Am 7,12-15; Sal 84 (85); Ef 1,3-14; Mc 6,7-13
As escolhas de Deus são imprevisíveis, como recorda Amós ao narrar a sua própria vocação: “Não sou profeta nem sou filho de profeta… O Senhor chamou-me, quando eu tangia o rebanho”. Para o ministério profético não há preparação, nem se pode recebê-lo como herança; em vez disso, deve-se deixar surpreender e ser transformado pela iniciativa de Deus, que nos “toma”, nos arranca do que vivíamos, para nos colocar em um futuro, que encontra sua garantia apenas na escuta obediente à Palavra, que chama e envia.
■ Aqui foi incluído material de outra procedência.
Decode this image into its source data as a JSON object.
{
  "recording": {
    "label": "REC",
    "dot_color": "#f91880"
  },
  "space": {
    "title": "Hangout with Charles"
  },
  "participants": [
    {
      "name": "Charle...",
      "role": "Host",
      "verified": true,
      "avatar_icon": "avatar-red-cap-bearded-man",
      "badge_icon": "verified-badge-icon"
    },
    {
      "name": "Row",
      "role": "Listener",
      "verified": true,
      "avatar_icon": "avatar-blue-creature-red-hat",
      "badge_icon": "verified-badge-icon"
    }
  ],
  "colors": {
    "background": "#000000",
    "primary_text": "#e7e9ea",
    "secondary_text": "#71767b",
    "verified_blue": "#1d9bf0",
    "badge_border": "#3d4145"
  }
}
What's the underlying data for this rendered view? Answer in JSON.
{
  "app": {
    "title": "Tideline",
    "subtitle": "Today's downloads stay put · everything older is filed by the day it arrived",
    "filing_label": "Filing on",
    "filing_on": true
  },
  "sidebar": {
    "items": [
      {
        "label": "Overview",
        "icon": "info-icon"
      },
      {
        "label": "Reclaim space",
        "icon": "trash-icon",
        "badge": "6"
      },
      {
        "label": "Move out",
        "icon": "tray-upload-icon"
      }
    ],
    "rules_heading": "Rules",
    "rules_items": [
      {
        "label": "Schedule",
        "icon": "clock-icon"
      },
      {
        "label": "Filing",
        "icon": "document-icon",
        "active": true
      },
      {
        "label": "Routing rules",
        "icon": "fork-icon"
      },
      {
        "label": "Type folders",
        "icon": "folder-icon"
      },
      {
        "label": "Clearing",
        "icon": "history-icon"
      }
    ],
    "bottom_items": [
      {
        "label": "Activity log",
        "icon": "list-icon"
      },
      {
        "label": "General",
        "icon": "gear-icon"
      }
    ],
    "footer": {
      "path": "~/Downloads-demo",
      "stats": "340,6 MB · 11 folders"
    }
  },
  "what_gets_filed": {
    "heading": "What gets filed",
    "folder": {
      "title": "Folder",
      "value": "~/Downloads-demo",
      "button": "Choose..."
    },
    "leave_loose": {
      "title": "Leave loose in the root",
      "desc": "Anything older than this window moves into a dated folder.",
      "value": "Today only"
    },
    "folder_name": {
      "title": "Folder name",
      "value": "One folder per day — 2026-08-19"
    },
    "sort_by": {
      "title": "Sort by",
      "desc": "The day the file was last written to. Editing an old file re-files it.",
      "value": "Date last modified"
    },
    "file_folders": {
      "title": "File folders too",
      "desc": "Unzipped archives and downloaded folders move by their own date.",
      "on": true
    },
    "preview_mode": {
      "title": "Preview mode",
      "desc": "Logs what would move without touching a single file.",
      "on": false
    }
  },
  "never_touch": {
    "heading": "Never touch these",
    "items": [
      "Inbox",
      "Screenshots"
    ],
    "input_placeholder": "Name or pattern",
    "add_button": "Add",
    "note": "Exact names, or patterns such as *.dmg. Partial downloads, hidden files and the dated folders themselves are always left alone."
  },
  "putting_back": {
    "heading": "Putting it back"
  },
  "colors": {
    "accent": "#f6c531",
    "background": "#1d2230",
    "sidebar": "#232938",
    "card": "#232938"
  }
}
Ao mesmos tempo, esta ação imponderável não é arbritrária ou caprichosa. Ela tem uma coerência: se manifesta em nossa vida como bênção – como recorda São Paulo aos Efésios – e faz de nós um sinal da bênção de Deus para os outros. Os doze, no momento em que são enviados em missão, são despojados de tudo. Eles podem levar consigo apenas um cajado e suas sandálias, sinal de sua condição de peregrinos e estrangeiros nos caminhos do mundo. São enviados dois-a-dois com a orientação de permanererem nas casas: o que portam é de fato a bênção do relacionamento e da fraternidade. O Evangelho, oferecido e acolhido, cria novas realções. É este o verdadeiro bem a ser levado consigo e condividido com os outros.